First question using the site so please bear with me if I haven't followed every rule in the book.
I come from a C++ background and don't have a great deal of experience with php/AJAX so I know that I probably have approached some of the following coding tasks in a sub-optimal/ improper way for writing code in different languages but anyway...
I have a Web site which uses a member login system written in PHP (connected to a mysql database), and the site is written using .php files to accomodate for this login system.
I want to use AJAX and JS on my .php pages to make them have a better user experience and I know this is possible (as I have done it), but I wanted to know if there are any negative/technical reasons why I shouldn't (and whether there are any better ways of doing this) as php is server side and AJAX is Client side.
Any advice would be appreciated.
Thanks
EDIT I've added some code to show the type of things I would like to add to my php site
<?php
require "class.loginsys.php";
$LS = new LoginSystem();
$LS->init();
?>
<!-- HTML page structure -->
<!DOCTYPE html>
<html>
<head>
<title>OnyxProjectsPage</title>
<link rel="stylesheet" type="text/css" href="style.css" />
<script type = "text/javascript">
function createTable()
{
var xhr;
if (window.XMLHttpRequest) // Mozilla, Safari, ...
{
xhr = new XMLHttpRequest();
}
else if (window.ActiveXObject) // IE 8 and older
{
xhr = new ActiveXObject("Microsoft.XMLHTTP");
}
xhr.open("GET", "createDatabase.php");
//xhr.setRequestHeader("Content-Type", "application/x-www-form-urlencoded");
xhr.send();
xhr.onreadystatechange = display_data;
function display_data()
{
if (xhr.readyState == 4)
{
if (xhr.status == 200)
{
alert("Table Created");
}
else
{
alert('There was a problem with the request.');
}
}
}
}
</script>
</head>
<body>
<!-- Header background bar -->
<div id="container" style="width: 1920px">
<div id="header" style="background-color:#4c4c4c;">
<form class="well-home span6 form-horizontal" name="ajax-demo" id="ajax-demo">
<div class="controls">
<button type="button" onclick="createTable()">Create Testplan</button>
</div>
</form>
</body>
</html>
Using AJAX / JavaScript is not more dangerous than regular PHP. You can argue, that people can disable JavaScript and thus not be able to perform your expected result.

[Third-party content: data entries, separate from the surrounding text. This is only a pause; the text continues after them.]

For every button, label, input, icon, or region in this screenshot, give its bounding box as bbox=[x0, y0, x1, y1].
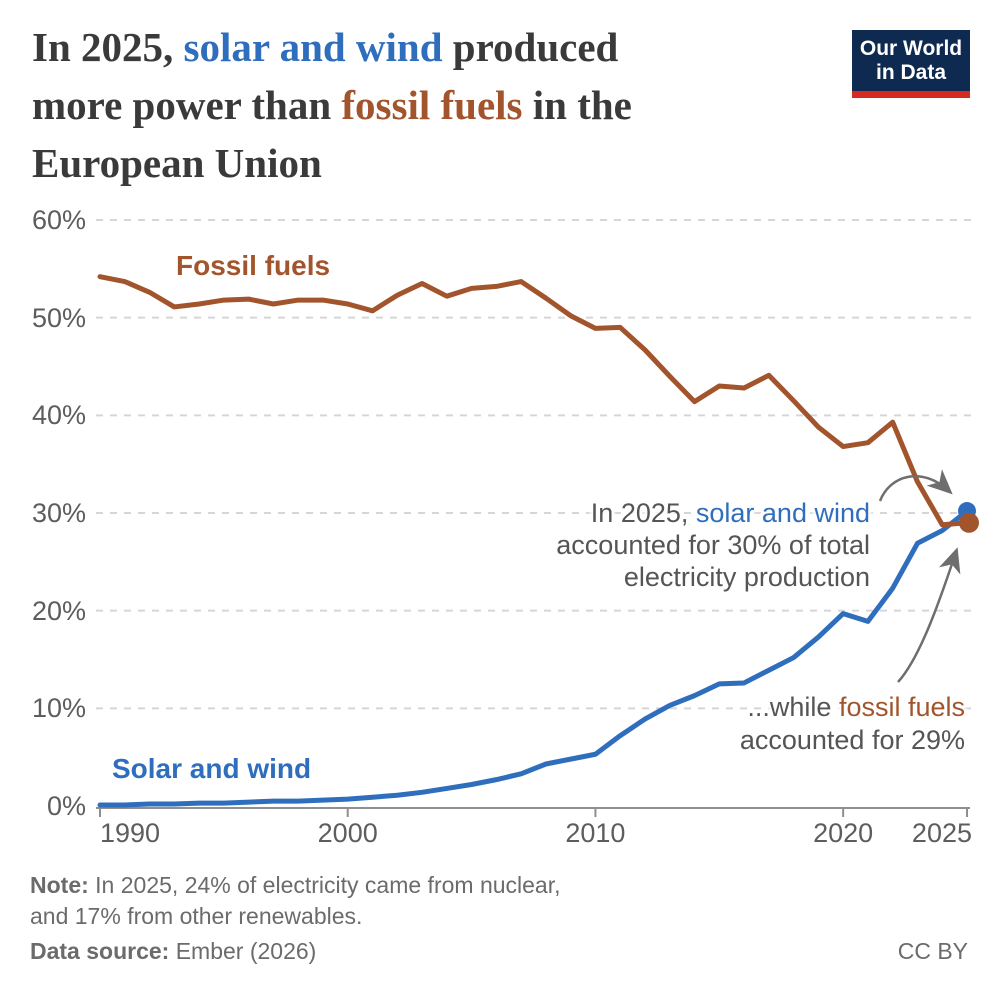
owid-logo-line2: in Data bbox=[875, 61, 946, 84]
chart-title-segment: In 2025, bbox=[32, 24, 184, 70]
chart-title-line: European Union bbox=[32, 134, 842, 192]
chart-title-segment: produced bbox=[442, 24, 619, 70]
arrow-to-solar-dot bbox=[878, 469, 953, 502]
y-axis-label-60%: 60% bbox=[31, 205, 86, 235]
fossil-annotation: ...while fossil fuels accounted for 29% bbox=[740, 691, 965, 757]
y-axis-label-30%: 30% bbox=[31, 498, 86, 528]
y-axis-label-40%: 40% bbox=[31, 400, 86, 431]
owid-logo[interactable]: Our World in Data bbox=[852, 30, 970, 98]
solar-annotation-highlight: solar and wind bbox=[695, 498, 870, 528]
note-text-1: In 2025, 24% of electricity came from nu… bbox=[88, 872, 561, 898]
x-axis-label-2025: 2025 bbox=[911, 818, 972, 848]
fossil-fuels-endpoint-dot bbox=[959, 512, 979, 533]
solar-annotation-prefix: In 2025, bbox=[590, 498, 696, 528]
solar-annotation-line3: electricity production bbox=[623, 562, 870, 592]
chart-title-segment: in the bbox=[522, 82, 632, 128]
chart-title-line: In 2025, solar and wind produced bbox=[32, 18, 842, 76]
fossil-annotation-line1: ...while fossil fuels bbox=[740, 691, 965, 724]
solar-annotation: In 2025, solar and wind accounted for 30… bbox=[556, 497, 870, 593]
x-axis-label-1990: 1990 bbox=[100, 818, 161, 848]
x-axis-label-2020: 2020 bbox=[813, 818, 874, 848]
arrow-to-fossil-dot bbox=[897, 547, 961, 683]
data-source-label: Data source: bbox=[30, 938, 170, 964]
x-axis-ticks bbox=[99, 808, 968, 817]
chart-title-segment: fossil fuels bbox=[341, 82, 523, 128]
data-source-value: Ember (2026) bbox=[169, 938, 317, 964]
x-axis-label-2000: 2000 bbox=[317, 818, 378, 848]
solar-wind-series-label: Solar and wind bbox=[112, 753, 312, 784]
fossil-annotation-prefix: ...while bbox=[747, 692, 839, 722]
footer-data-source: Data source: Ember (2026) bbox=[30, 938, 316, 965]
y-axis-label-50%: 50% bbox=[31, 302, 86, 333]
y-axis-label-0%: 0% bbox=[46, 791, 86, 821]
fossil-annotation-line2: accounted for 29% bbox=[739, 725, 965, 755]
solar-wind-line bbox=[97, 508, 970, 808]
solar-annotation-line2: accounted for 30% of total bbox=[556, 530, 870, 560]
chart-title-line: more power than fossil fuels in the bbox=[32, 76, 842, 134]
y-axis-label-20%: 20% bbox=[31, 595, 86, 626]
chart-title-segment: European Union bbox=[32, 140, 322, 186]
gridlines bbox=[96, 219, 977, 710]
y-axis-label-10%: 10% bbox=[31, 693, 86, 724]
chart-title: In 2025, solar and wind produced more pow… bbox=[32, 18, 842, 192]
footer-note-line1: Note: In 2025, 24% of electricity came f… bbox=[30, 870, 561, 901]
chart-title-segment: solar and wind bbox=[183, 24, 443, 70]
fossil-fuels-line bbox=[97, 274, 970, 528]
owid-logo-text: Our World in Data bbox=[852, 37, 970, 85]
owid-logo-line1: Our World bbox=[859, 37, 963, 60]
solar-annotation-line1: In 2025, solar and wind bbox=[556, 497, 870, 529]
fossil-annotation-highlight: fossil fuels bbox=[838, 692, 965, 722]
note-label: Note: bbox=[30, 872, 89, 898]
footer-note: Note: In 2025, 24% of electricity came f… bbox=[30, 870, 561, 932]
license-badge[interactable]: CC BY bbox=[897, 938, 968, 964]
fossil-fuels-series-label: Fossil fuels bbox=[176, 250, 331, 281]
owid-logo-red-bar bbox=[852, 91, 970, 98]
chart-title-segment: more power than bbox=[32, 82, 342, 128]
footer-note-line2: and 17% from other renewables. bbox=[30, 903, 363, 929]
x-axis-label-2010: 2010 bbox=[565, 818, 626, 848]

Usually, using AJAX will, as you mentioned, satisfy the user-experience, since they don't have to reload the page everytime a request is send.
The best solution, in my opinion, would be:
Check if the User enabled Javascript in his browser (keyword: noscript). If so, you can do use Frameworks like jQuery. Using this you can take advantage of the build-in ajax-function (take a look here). Otherwise prepare a fallback/failsafe mode for to serve every visitor.
LT;DR
Mix both of them. In any case, check and validate on serverside before inserting data in a database (or everything related to that kind of stuff), even if you checked it on the clientside already.
Personally, I prefer a combination of both, however not in same example as DasSaffe supplied.
I would write your PHP/HTML log-in page and when a user attempts to log in it runs your PHP script through an ajax request. If the PHP script returns success then ajax can redirect the user successfully.
The nice thing about this is that you can handle empty fields/invalid log-ins without ever leaving the page. If you use PHP only you will have to redirect the user to your script and then redirect back if there is an error.
Then you have to think, if I redirect my user back to the log-in page how do I tell the user that there was an error?